Sexgate è una parola inglese che significa letteralmente scandalo sessuale e negli ultimi giorni viene associata alla Roma poiché qualche mese fa una dipendente della società giallorossa è stata licenziata in seguito alla diffusione di un video intimo, girato con il fidanzato, da parte di un giocatore della squadra Primavera.

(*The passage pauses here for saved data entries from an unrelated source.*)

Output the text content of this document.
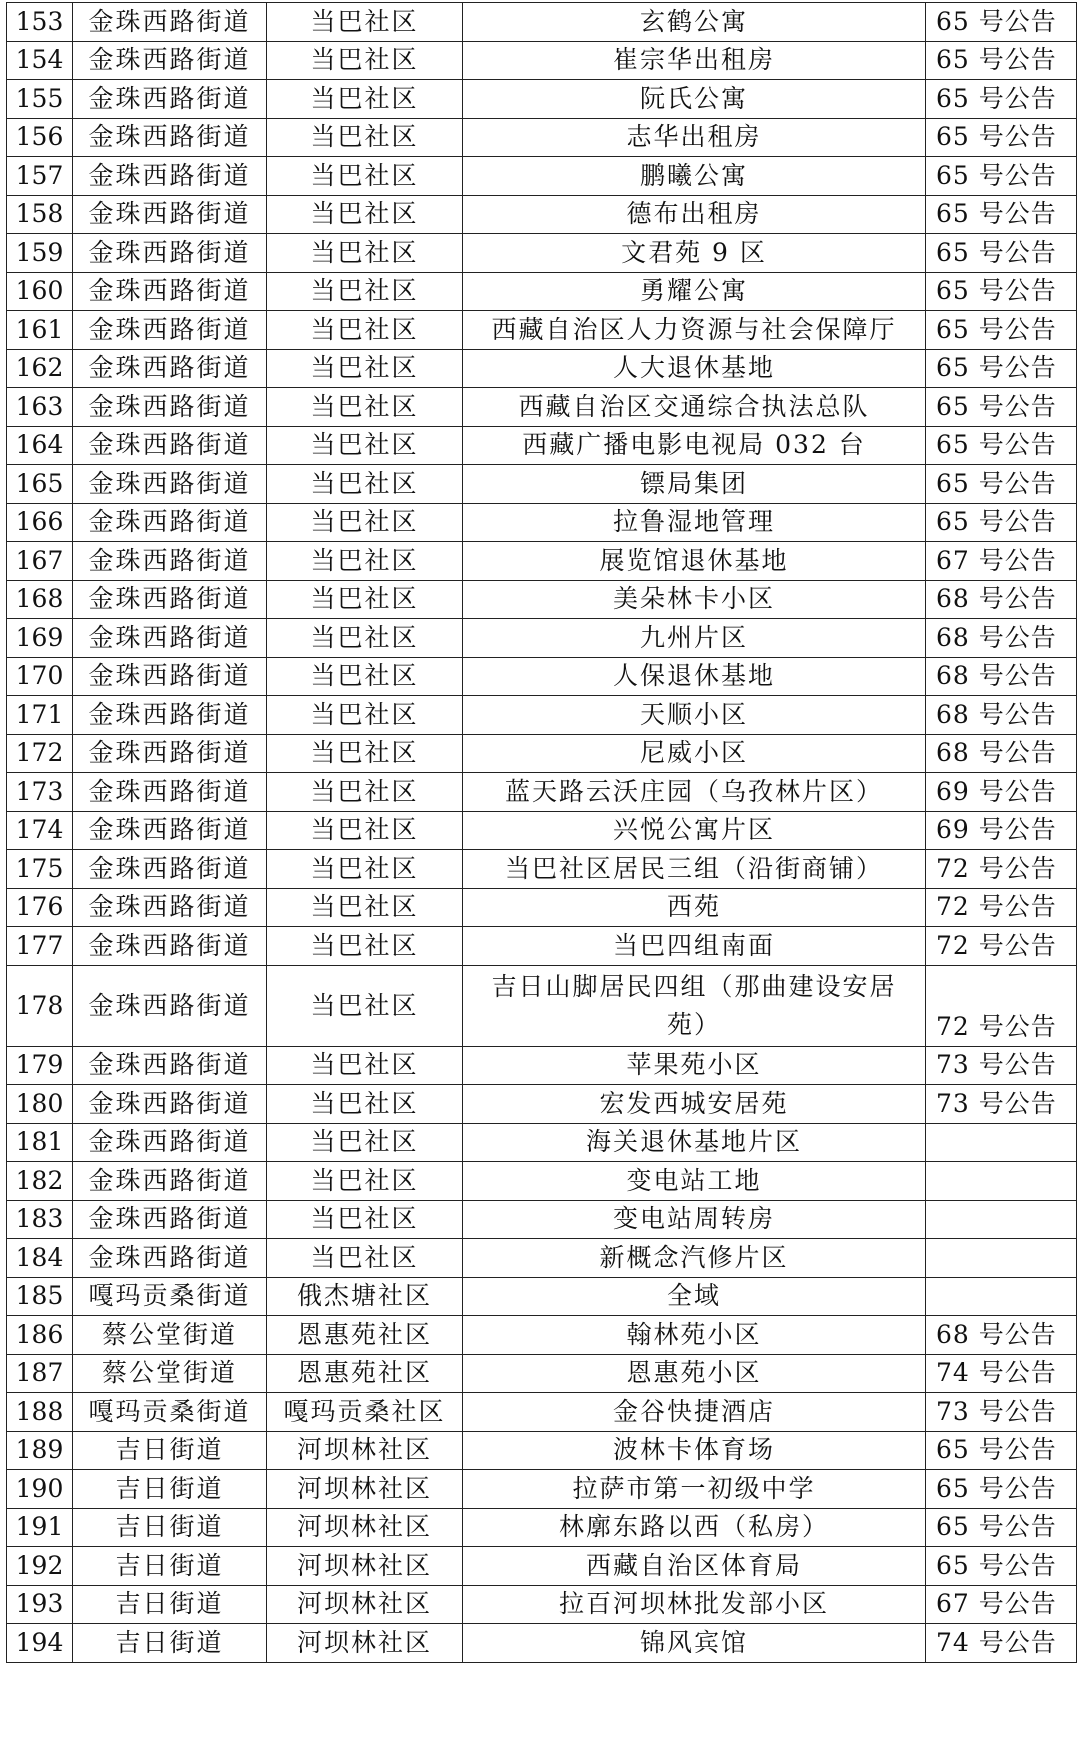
153	金珠西路街道	当巴社区	玄鹤公寓	65 号公告
154	金珠西路街道	当巴社区	崔宗华出租房	65 号公告
155	金珠西路街道	当巴社区	阮氏公寓	65 号公告
156	金珠西路街道	当巴社区	志华出租房	65 号公告
157	金珠西路街道	当巴社区	鹏曦公寓	65 号公告
158	金珠西路街道	当巴社区	德布出租房	65 号公告
159	金珠西路街道	当巴社区	文君苑 9 区	65 号公告
160	金珠西路街道	当巴社区	勇耀公寓	65 号公告
161	金珠西路街道	当巴社区	西藏自治区人力资源与社会保障厅	65 号公告
162	金珠西路街道	当巴社区	人大退休基地	65 号公告
163	金珠西路街道	当巴社区	西藏自治区交通综合执法总队	65 号公告
164	金珠西路街道	当巴社区	西藏广播电影电视局 032 台	65 号公告
165	金珠西路街道	当巴社区	镖局集团	65 号公告
166	金珠西路街道	当巴社区	拉鲁湿地管理	65 号公告
167	金珠西路街道	当巴社区	展览馆退休基地	67 号公告
168	金珠西路街道	当巴社区	美朵林卡小区	68 号公告
169	金珠西路街道	当巴社区	九州片区	68 号公告
170	金珠西路街道	当巴社区	人保退休基地	68 号公告
171	金珠西路街道	当巴社区	天顺小区	68 号公告
172	金珠西路街道	当巴社区	尼威小区	68 号公告
173	金珠西路街道	当巴社区	蓝天路云沃庄园（乌孜林片区）	69 号公告
174	金珠西路街道	当巴社区	兴悦公寓片区	69 号公告
175	金珠西路街道	当巴社区	当巴社区居民三组（沿街商铺）	72 号公告
176	金珠西路街道	当巴社区	西苑	72 号公告
177	金珠西路街道	当巴社区	当巴四组南面	72 号公告
178	金珠西路街道	当巴社区	吉日山脚居民四组（那曲建设安居苑）	72 号公告
179	金珠西路街道	当巴社区	苹果苑小区	73 号公告
180	金珠西路街道	当巴社区	宏发西城安居苑	73 号公告
181	金珠西路街道	当巴社区	海关退休基地片区	
182	金珠西路街道	当巴社区	变电站工地	
183	金珠西路街道	当巴社区	变电站周转房	
184	金珠西路街道	当巴社区	新概念汽修片区	
185	嘎玛贡桑街道	俄杰塘社区	全域	
186	蔡公堂街道	恩惠苑社区	翰林苑小区	68 号公告
187	蔡公堂街道	恩惠苑社区	恩惠苑小区	74 号公告
188	嘎玛贡桑街道	嘎玛贡桑社区	金谷快捷酒店	73 号公告
189	吉日街道	河坝林社区	波林卡体育场	65 号公告
190	吉日街道	河坝林社区	拉萨市第一初级中学	65 号公告
191	吉日街道	河坝林社区	林廓东路以西（私房）	65 号公告
192	吉日街道	河坝林社区	西藏自治区体育局	65 号公告
193	吉日街道	河坝林社区	拉百河坝林批发部小区	67 号公告
194	吉日街道	河坝林社区	锦风宾馆	74 号公告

La donna e il suo compagno sarebbero stati allontanati per “incompatibilità ambientale”. Da più parti, invece, il comportamento della Roma è stato biasimato per aver colpevolizzato dell’accaduto la parte lesa. Senza prendere alcun provvedimento per il giovane calciatore che, entrato in possesso del filmato incriminato, lo ha diffuso a macchia d’olio tra i suoi contatti. La sottrazione del video sarebbe avvenuta oltre un anno fa, mentre il licenziamento risale a novembre.
L’intera vicenda del giocatore della Roma che ha diffuso il video di una dipendente della società è al momento al vaglio della Procura Federale, ovvero del settore giustizia della Federazione Italiana Giuoco Calcio. Il procuratore capo Giuseppe Chinè, che ha già ascoltato gli addetti alla sicurezza del centro sportivo di Trigoria, parlerà oggi con la diretta protagonista, in un luogo coperto da massimo riserbo. A breve potrebbe essere ascoltata anche la Ceo romanista Lina Souloukou.
In realtà il procuratore della FIGC non indagherà sul licenziamento della donna, che non è di pertinenza della Procura Federale. Quanto sulla possibile violazione dell’articolo 4 del Codice di Giustizia Sportiva, che impone il rispetto dei principi di “lealtà, correttezza e probità”. La Roma sarebbe indagata per “responsabilità oggettiva”.
Al momento non si prevedono sanzioni sportive per la società giallorossa. Per quanto riguarda la questione penale, invece, la legge 69 del 19 luglio 2019, ha introdotto il reato di diffusione illecita di immagini o video sessualmente espliciti. La pena per chi, dopo averli realizzati o sottratti, invia, consegna, cede, pubblica o diffonde immagini o video a contenuto sessualmente esplicito, destinati a rimanere privati, senza il consenso delle persone rappresentate, è la reclusione da uno a sei anni e la multa da 5 mila a 15 mila euro. La pena si estende anche a chi ha diffuso il materiale in seconda battuta.
Ricordiamo che il termine sexgate fu ampiamente usato nel ’98, ai tempi dello scandalo che vide coinvolti l’allora presidente degli USA Bill Clinton e una stagista, Monica Lewinski. Oggi Lewinski è impegnata in diverse attività professionali ed è anche autrice televisiva.